Tirtha Mishra, Shyam Pokhrel, Sagar Rana e Sailesh Mishra lideram organizações nepalesas que lutam contra a cegueira no seu país e sabem como é importante mostrar ao resto do mundo que essa batalha continua e que todas as ajudas internacionais são preciosas. Por isso, numa visita à Europa fizeram questão de passar pela Fundação Champalimaud, em Lisboa, para mostrar o que estão a fazer com um milhão de euros do Prémio António Champalimaud de Visão, que lhes foi atribuído em 2013. Até agora, criaram um hospital, o primeiro serviço de patologia ocular do Nepal, um departamento de investigação científica e estão a tratar 40 crianças com cancro ocular.
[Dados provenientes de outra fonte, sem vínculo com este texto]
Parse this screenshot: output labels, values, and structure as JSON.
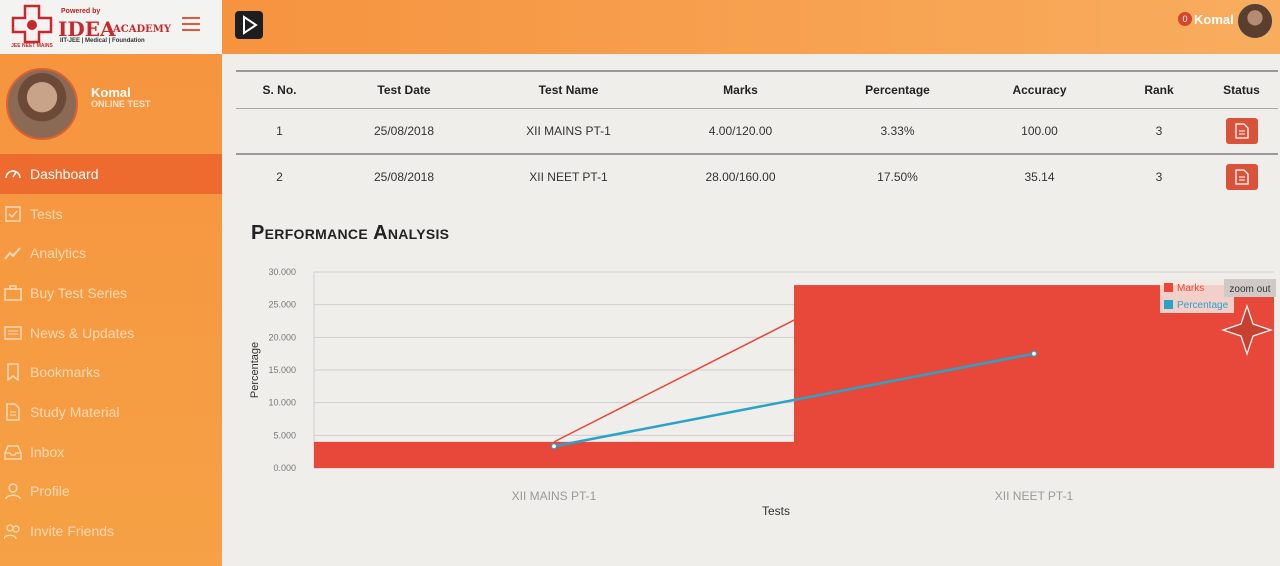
{
  "logo": {
    "mark_text": "JEE NEET MAINS",
    "powered_by": "Powered by",
    "brand": "IDEA",
    "brand_suffix": "ACADEMY",
    "tagline": "IIT-JEE | Medical | Foundation",
    "color": "#c8282c"
  },
  "header": {
    "notification_count": "0",
    "user_name": "Komal"
  },
  "profile": {
    "name": "Komal",
    "role": "ONLINE TEST"
  },
  "sidebar": {
    "items": [
      {
        "label": "Dashboard",
        "icon": "speedometer-icon",
        "active": true
      },
      {
        "label": "Tests",
        "icon": "checklist-icon"
      },
      {
        "label": "Analytics",
        "icon": "trend-icon"
      },
      {
        "label": "Buy Test Series",
        "icon": "briefcase-icon"
      },
      {
        "label": "News & Updates",
        "icon": "newspaper-icon"
      },
      {
        "label": "Bookmarks",
        "icon": "bookmark-icon"
      },
      {
        "label": "Study Material",
        "icon": "document-icon"
      },
      {
        "label": "Inbox",
        "icon": "inbox-icon"
      },
      {
        "label": "Profile",
        "icon": "user-icon"
      },
      {
        "label": "Invite Friends",
        "icon": "users-icon"
      }
    ]
  },
  "table": {
    "headers": [
      "S. No.",
      "Test Date",
      "Test Name",
      "Marks",
      "Percentage",
      "Accuracy",
      "Rank",
      "Status"
    ],
    "rows": [
      [
        "1",
        "25/08/2018",
        "XII MAINS PT-1",
        "4.00/120.00",
        "3.33%",
        "100.00",
        "3"
      ],
      [
        "2",
        "25/08/2018",
        "XII NEET PT-1",
        "28.00/160.00",
        "17.50%",
        "35.14",
        "3"
      ]
    ]
  },
  "performance": {
    "title": "Performance Analysis",
    "zoom_out": "zoom out"
  },
  "chart_data": {
    "type": "bar",
    "categories": [
      "XII MAINS PT-1",
      "XII NEET PT-1"
    ],
    "series": [
      {
        "name": "Marks",
        "type": "bar",
        "values": [
          4.0,
          28.0
        ],
        "color": "#e8483a"
      },
      {
        "name": "Percentage",
        "type": "line",
        "values": [
          3.33,
          17.5
        ],
        "color": "#2ba3c9"
      }
    ],
    "xlabel": "Tests",
    "ylabel": "Percentage",
    "ylim": [
      0,
      30
    ],
    "yticks": [
      "0.000",
      "5.000",
      "10.000",
      "15.000",
      "20.000",
      "25.000",
      "30.000"
    ],
    "legend": "top-right",
    "grid": true
  }
}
Sailesh Mishra faz questão de lembrar como a saúde ocular no Nepal era bem diferente entre o final dos anos 70 e início dos anos 80. “Não havia um hospital para cuidar da visão no Nepal. As pessoas tinham de ir para a Índia. E a lista de espera para cirurgia na capital era de um ano. Foi neste ambiente que a Nepal Netra Jyoti Sangh [NNJS] foi criada”, conta o actual director-executivo desta organização não-governamental que nasceu em 1978 e tem estado na linha da frente dessa luta. Sailesh Mishra destaca ainda um ano determinante: 1981. Foi aí que, com a ajuda de dinheiro estrangeiro e helicópteros do Canadá, se fez um rastreio à população nepalesa.
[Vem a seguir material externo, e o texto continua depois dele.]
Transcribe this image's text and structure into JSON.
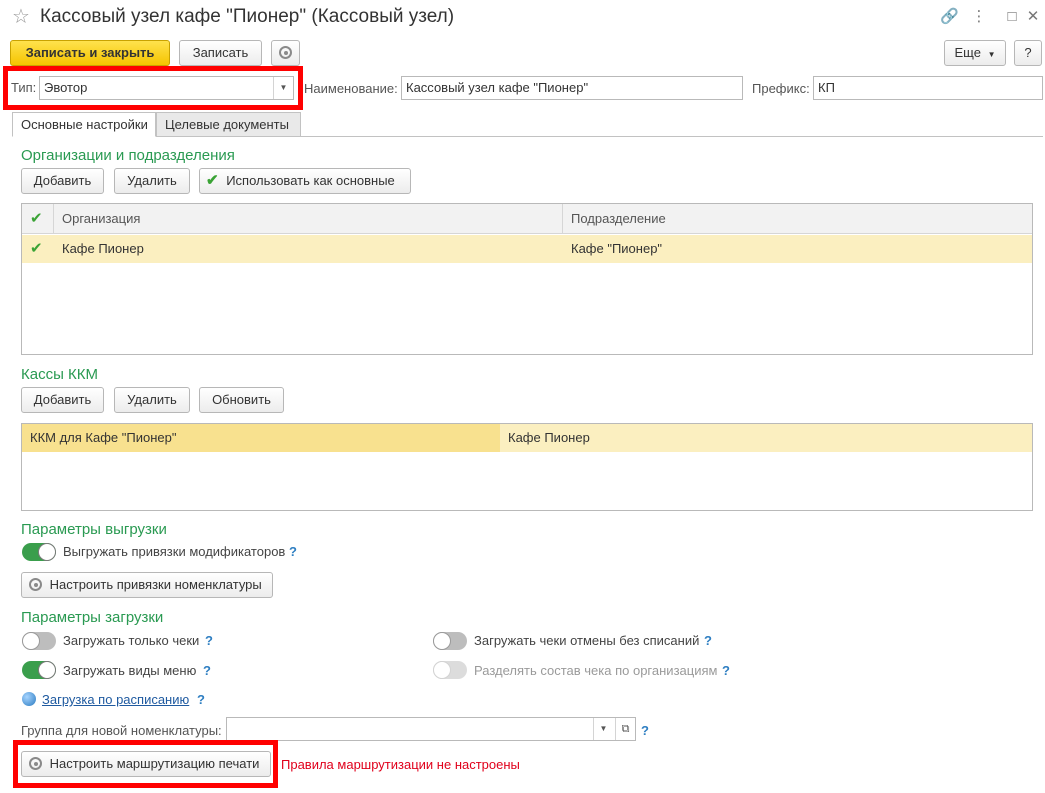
{
  "window": {
    "title": "Кассовый узел кафе \"Пионер\" (Кассовый узел)",
    "icons": [
      "star-icon",
      "link-icon",
      "more-icon",
      "maximize-icon",
      "close-icon"
    ]
  },
  "toolbar": {
    "save_close": "Записать и закрыть",
    "save": "Записать",
    "more": "Еще",
    "help": "?"
  },
  "header": {
    "type_label": "Тип:",
    "type_value": "Эвотор",
    "name_label": "Наименование:",
    "name_value": "Кассовый узел кафе \"Пионер\"",
    "prefix_label": "Префикс:",
    "prefix_value": "КП"
  },
  "tabs": [
    {
      "label": "Основные настройки",
      "active": true
    },
    {
      "label": "Целевые документы",
      "active": false
    }
  ],
  "orgs": {
    "title": "Организации и подразделения",
    "add": "Добавить",
    "delete": "Удалить",
    "use_main": "Использовать как основные",
    "columns": [
      "Организация",
      "Подразделение"
    ],
    "rows": [
      {
        "checked": true,
        "org": "Кафе Пионер",
        "dept": "Кафе \"Пионер\""
      }
    ]
  },
  "kkm": {
    "title": "Кассы ККМ",
    "add": "Добавить",
    "delete": "Удалить",
    "refresh": "Обновить",
    "rows": [
      {
        "name": "ККМ для Кафе \"Пионер\"",
        "org": "Кафе Пионер"
      }
    ]
  },
  "export": {
    "title": "Параметры выгрузки",
    "toggle_label": "Выгружать привязки модификаторов",
    "toggle_on": true,
    "setup_button": "Настроить привязки номенклатуры"
  },
  "import": {
    "title": "Параметры загрузки",
    "only_checks": "Загружать только чеки",
    "only_checks_on": false,
    "menu_types": "Загружать виды меню",
    "menu_types_on": true,
    "cancel_checks": "Загружать чеки отмены без списаний",
    "cancel_checks_on": false,
    "split_by_org": "Разделять состав чека по организациям",
    "split_by_org_on": false,
    "schedule_link": "Загрузка по расписанию",
    "group_label": "Группа для новой номенклатуры:",
    "group_value": ""
  },
  "routing": {
    "button": "Настроить маршрутизацию печати",
    "error": "Правила маршрутизации не настроены"
  },
  "help_mark": "?",
  "colors": {
    "accent_green": "#2a9a52",
    "primary_yellow": "#f5c400",
    "highlight_red": "#ff0000",
    "error_red": "#e0001b",
    "selected_row": "#fbefc0"
  }
}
“Esse inquérito mostrou-nos que as cataratas eram a principal causa de cegueira no país [em cerca de 72%], o tracoma era a segunda e havia uma prevalência nas mulheres”, refere, acrescentando que a cegueira afectava cerca de 117 mil pessoas (0,84% da população). Quais as causas? Pobreza, má nutrição, falta de acesso a cuidados de saúde, falta de infra-estruturas e de recursos humanos. Nessa altura, havia menos de dez oftalmologistas para 15 milhões de nepaleses.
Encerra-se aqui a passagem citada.